I've been working part time for about 18 months, having spent the best part of 12 years at home with dh as sole breadwinner.

It did place a huge amount of pressure on him, but he felt that the benefits to the children outweighed the disadvantages.

I'm sad that the op feels that he's crap - I bet he's not. Sounds like a lovely bloke to me

Norfolkinhope · 22/04/2007 22:08

Ditto Unquiet Dad - well said that man.

Chin up SpareWheel - if you're the full-time earner then you take a bit of flak now, but so much to the benefit of your kids because your DW can devote her time to bringing them up well and make sure they're not like the horrible brats who swear, hit each other and destroy the cherry-tree behind our house. Plus, if you don't like your job you can change - she can't really change kids can she?

My DW is a SAHM and there's NO way I'd want her to go back to work, earn an extra £12-14k per year and have our DKs brought up by a stranger. DW is taking a hit in terms of her career too, so we're both making sacrifices, but that's what parenting is all about . You KNOW it wouldn't be half as much fun if it were easy.

I like the quote from Grandma in the film Parenthood: You know, when I was nineteen, Grandpa took me on a roller coaster. Up, down, up, down. Oh, what a ride! I always wanted to go again. You know, it was just so interesting to me that a ride could make me so frightened, so scared, so sick, so excited, and so thrilled all together! Some didn't like it. They went on the merry-go-round. That just goes around. Nothing. I like the roller coaster.

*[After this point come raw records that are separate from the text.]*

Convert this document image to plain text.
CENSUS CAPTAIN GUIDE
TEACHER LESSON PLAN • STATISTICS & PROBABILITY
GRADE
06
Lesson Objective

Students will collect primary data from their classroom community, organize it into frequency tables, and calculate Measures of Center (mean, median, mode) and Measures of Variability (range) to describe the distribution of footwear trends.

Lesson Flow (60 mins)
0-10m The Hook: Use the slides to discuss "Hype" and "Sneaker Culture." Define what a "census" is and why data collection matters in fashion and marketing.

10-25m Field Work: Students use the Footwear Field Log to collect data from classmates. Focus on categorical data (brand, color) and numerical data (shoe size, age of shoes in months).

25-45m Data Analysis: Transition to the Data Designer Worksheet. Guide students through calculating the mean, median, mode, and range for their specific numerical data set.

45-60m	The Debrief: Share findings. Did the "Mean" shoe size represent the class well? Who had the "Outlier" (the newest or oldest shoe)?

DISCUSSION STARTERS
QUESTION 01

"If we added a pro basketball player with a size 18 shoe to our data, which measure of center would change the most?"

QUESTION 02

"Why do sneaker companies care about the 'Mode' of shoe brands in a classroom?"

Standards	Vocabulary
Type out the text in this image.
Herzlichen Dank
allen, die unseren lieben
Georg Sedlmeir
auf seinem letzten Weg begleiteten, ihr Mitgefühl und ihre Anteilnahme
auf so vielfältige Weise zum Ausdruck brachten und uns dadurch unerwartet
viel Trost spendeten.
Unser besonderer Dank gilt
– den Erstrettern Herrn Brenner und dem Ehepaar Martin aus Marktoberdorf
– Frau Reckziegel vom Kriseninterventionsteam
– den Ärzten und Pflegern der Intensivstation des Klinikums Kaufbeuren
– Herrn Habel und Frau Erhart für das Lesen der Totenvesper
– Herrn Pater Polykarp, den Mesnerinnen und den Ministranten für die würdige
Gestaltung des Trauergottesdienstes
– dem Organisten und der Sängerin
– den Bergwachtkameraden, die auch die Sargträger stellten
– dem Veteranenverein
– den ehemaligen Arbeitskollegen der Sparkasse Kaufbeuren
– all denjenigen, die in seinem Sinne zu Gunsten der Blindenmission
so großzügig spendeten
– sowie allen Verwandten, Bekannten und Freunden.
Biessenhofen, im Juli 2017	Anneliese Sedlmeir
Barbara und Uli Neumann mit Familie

You get more out of it.

munz · 22/04/2007 22:19

DH has just said and I quote here men go out to work to earn the money and women stay at home looking after the children

anyhow that aside, i've just asked DH if he'd stay at home and I went back to work (he said no)

totally agree with UD - althou DH and I have always said, i'll stop at home until our youngest is of school age, then i'll work p/t around the school day/in school if poissible to still be there. my aunty is a SAHM her two are 10/7, and what she does all day - i'll tell u - spends money on a credit card she can't afford, 'lunches' with friends and then asks the family for food money. obv not all mums are like this but I personally hate 'living on' DH and would love to work myself, but for not it's not feisable for me.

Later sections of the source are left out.